Por que a proteção importa. Refúgio natural e marco cultural regional, o Mar Morto atrai viajantes e fornece minerais para a medicina e a cosmética. Entre as respostas, estão projetos transfronteiriços como o proposto canal “Mar Vermelho–Mar Morto” para levar água; esforços conjuntos para reduzir retiradas do Jordão; e regras ambientais mais rígidas sobre extração e turismo. As escolhas aqui são diretas — e urgentes.

O Saara — o maior deserto do mundo — ocupa cerca de nove milhões de quilômetros quadrados no Norte da África. Suas dunas imensas, oásis, arte rupestre antiga e horizontes austeros fascinam visitantes. Ainda assim, mudanças climáticas e ação humana alteram aquilo que o torna tão singular.
Atravessando 11 países, entre eles Marrocos, Argélia, Egito e Tunísia, o Saara é um mosaico de mares de areia, planaltos rochosos, salinas e oásis dispersos. Com temperaturas que chegam a 50 °C e chuvas raras, os ecossistemas do deserto são delicados por definição.
Apesar da aura de eternidade, os ambientes do Saara — e a promessa turística — enfrentam riscos sérios:
Avanço do deserto (desertificação): Mudanças climáticas e uso excessivo do solo para agricultura e pasto degradam o terreno e ameaçam os oásis.
Mudança no regime de chuvas: Alterações em precipitações já escassas comprometem fontes de água e a vida nos oásis.
Erosão de dunas: Vento e aquecimento redesenham paisagens emblemáticas.
Turismo e urbanização: Crescimento acelerado sem controle rigoroso pressiona áreas frágeis, especialmente em torno dos oásis.
Perda de patrimônio cultural: Comunidades tradicionais do deserto perdem recursos e são levadas a migrar, levando consigo modos de vida singulares.
Por que a proteção importa. O Saara condensa grandeza natural e milênios de ecossistemas e culturas entrelaçados. Prioridades incluem combate à desertificação — recuperação do solo, plantio de árvores e melhorias na agricultura; turismo sustentável que reduza a pressão sobre pontos sensíveis; e cooperação regional para cuidar do deserto. Proteger o Saara é tanto sobre pessoas quanto sobre areia.

Os Alpes, a maior cadeia montanhosa da Europa, estendem-se por França, Suíça, Itália, Áustria e Alemanha. No inverno, oferecem esqui e snowboard de primeira; no verão, trilhas, escaladas e natureza em estado puro. Essa vocação de altitude, porém, depende de um clima que está saindo do prumo.
Situados na zona temperada e alimentando grandes rios europeus, os Alpes entrelaçam florestas, geleiras e campos alpinos — um parque de diversões natural, sustentado por neve e estações estáveis.
Os resorts alpinos encaram riscos climáticos crescentes:
Degelo de geleiras: O recuo acelerado do gelo altera ciclos hidrológicos e o abastecimento de água.
Menos cobertura de neve: Invernos mais quentes significam neve mais rala em altitudes menores e temporadas mais curtas.
Encostas expostas: Sem neve confiável, as paisagens perdem apelo e sofrem mais erosão.
Dependência de neve artificial: A produção de neve eleva o consumo de energia e água e pressiona os ecossistemas.

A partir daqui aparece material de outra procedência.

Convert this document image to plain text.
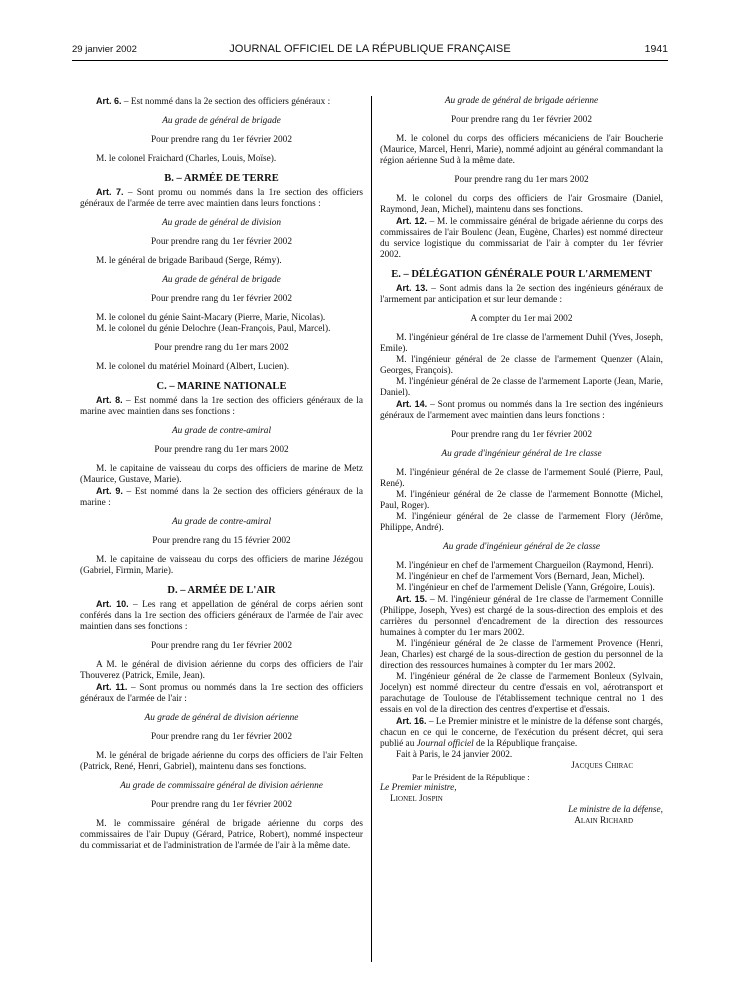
29 janvier 2002	JOURNAL OFFICIEL DE LA RÉPUBLIQUE FRANÇAISE	1941

Art. 6. – Est nommé dans la 2e section des officiers généraux :

Au grade de général de brigade

Pour prendre rang du 1er février 2002

M. le colonel Fraichard (Charles, Louis, Moïse).

B. – ARMÉE DE TERRE

Art. 7. – Sont promu ou nommés dans la 1re section des officiers généraux de l'armée de terre avec maintien dans leurs fonctions :

Au grade de général de division

Pour prendre rang du 1er février 2002

M. le général de brigade Baribaud (Serge, Rémy).

Au grade de général de brigade

Pour prendre rang du 1er février 2002

M. le colonel du génie Saint-Macary (Pierre, Marie, Nicolas).

M. le colonel du génie Delochre (Jean-François, Paul, Marcel).

Pour prendre rang du 1er mars 2002

M. le colonel du matériel Moinard (Albert, Lucien).

C. – MARINE NATIONALE

Art. 8. – Est nommé dans la 1re section des officiers généraux de la marine avec maintien dans ses fonctions :

Au grade de contre-amiral

Pour prendre rang du 1er mars 2002

M. le capitaine de vaisseau du corps des officiers de marine de Metz (Maurice, Gustave, Marie).

Art. 9. – Est nommé dans la 2e section des officiers généraux de la marine :

Au grade de contre-amiral

Pour prendre rang du 15 février 2002

M. le capitaine de vaisseau du corps des officiers de marine Jézégou (Gabriel, Firmin, Marie).

D. – ARMÉE DE L'AIR

Art. 10. – Les rang et appellation de général de corps aérien sont conférés dans la 1re section des officiers généraux de l'armée de l'air avec maintien dans ses fonctions :

Pour prendre rang du 1er février 2002

A M. le général de division aérienne du corps des officiers de l'air Thouverez (Patrick, Emile, Jean).

Art. 11. – Sont promus ou nommés dans la 1re section des officiers généraux de l'armée de l'air :

Au grade de général de division aérienne

Pour prendre rang du 1er février 2002

M. le général de brigade aérienne du corps des officiers de l'air Felten (Patrick, René, Henri, Gabriel), maintenu dans ses fonctions.

Au grade de commissaire général de division aérienne

Pour prendre rang du 1er février 2002

M. le commissaire général de brigade aérienne du corps des commissaires de l'air Dupuy (Gérard, Patrice, Robert), nommé inspecteur du commissariat et de l'administration de l'armée de l'air à la même date.

Au grade de général de brigade aérienne

Pour prendre rang du 1er février 2002

M. le colonel du corps des officiers mécaniciens de l'air Boucherie (Maurice, Marcel, Henri, Marie), nommé adjoint au général commandant la région aérienne Sud à la même date.

Pour prendre rang du 1er mars 2002

M. le colonel du corps des officiers de l'air Grosmaire (Daniel, Raymond, Jean, Michel), maintenu dans ses fonctions.

Art. 12. – M. le commissaire général de brigade aérienne du corps des commissaires de l'air Boulenc (Jean, Eugène, Charles) est nommé directeur du service logistique du commissariat de l'air à compter du 1er février 2002.

E. – DÉLÉGATION GÉNÉRALE POUR L'ARMEMENT

Art. 13. – Sont admis dans la 2e section des ingénieurs généraux de l'armement par anticipation et sur leur demande :

A compter du 1er mai 2002

M. l'ingénieur général de 1re classe de l'armement Duhil (Yves, Joseph, Emile).

M. l'ingénieur général de 2e classe de l'armement Quenzer (Alain, Georges, François).

M. l'ingénieur général de 2e classe de l'armement Laporte (Jean, Marie, Daniel).

Art. 14. – Sont promus ou nommés dans la 1re section des ingénieurs généraux de l'armement avec maintien dans leurs fonctions :

Pour prendre rang du 1er février 2002

Au grade d'ingénieur général de 1re classe

M. l'ingénieur général de 2e classe de l'armement Soulé (Pierre, Paul, René).

M. l'ingénieur général de 2e classe de l'armement Bonnotte (Michel, Paul, Roger).

M. l'ingénieur général de 2e classe de l'armement Flory (Jérôme, Philippe, André).

Au grade d'ingénieur général de 2e classe

M. l'ingénieur en chef de l'armement Chargueilon (Raymond, Henri).

M. l'ingénieur en chef de l'armement Vors (Bernard, Jean, Michel).

M. l'ingénieur en chef de l'armement Delisle (Yann, Grégoire, Louis).

Art. 15. – M. l'ingénieur général de 1re classe de l'armement Connille (Philippe, Joseph, Yves) est chargé de la sous-direction des emplois et des carrières du personnel d'encadrement de la direction des ressources humaines à compter du 1er mars 2002.

M. l'ingénieur général de 2e classe de l'armement Provence (Henri, Jean, Charles) est chargé de la sous-direction de gestion du personnel de la direction des ressources humaines à compter du 1er mars 2002.

M. l'ingénieur général de 2e classe de l'armement Bonleux (Sylvain, Jocelyn) est nommé directeur du centre d'essais en vol, aérotransport et parachutage de Toulouse de l'établissement technique central no 1 des essais en vol de la direction des centres d'expertise et d'essais.

Art. 16. – Le Premier ministre et le ministre de la défense sont chargés, chacun en ce qui le concerne, de l'exécution du présent décret, qui sera publié au Journal officiel de la République française.

Fait à Paris, le 24 janvier 2002.

Jacques Chirac

Par le Président de la République :

Le Premier ministre,

Lionel Jospin

Le ministre de la défense,

Alain Richard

Eventos climáticos extremos mais frequentes: Chuvas intensas, avalanches e o degelo do permafrost ameaçam a segurança e a infraestrutura.
Por que a proteção importa. Os Alpes não são apenas um motor do turismo — também regulam o clima e a hidrologia do continente. Medidas necessárias incluem diversificar para um turismo de baixo impacto o ano todo; reflorestamento, proteção de geleiras e redução de carbono; tecnologias mais limpas nos resorts; e cooperação transfronteiriça para encarar os desafios climáticos. O futuro das viagens alpinas — e das comunidades locais — depende dessas escolhas.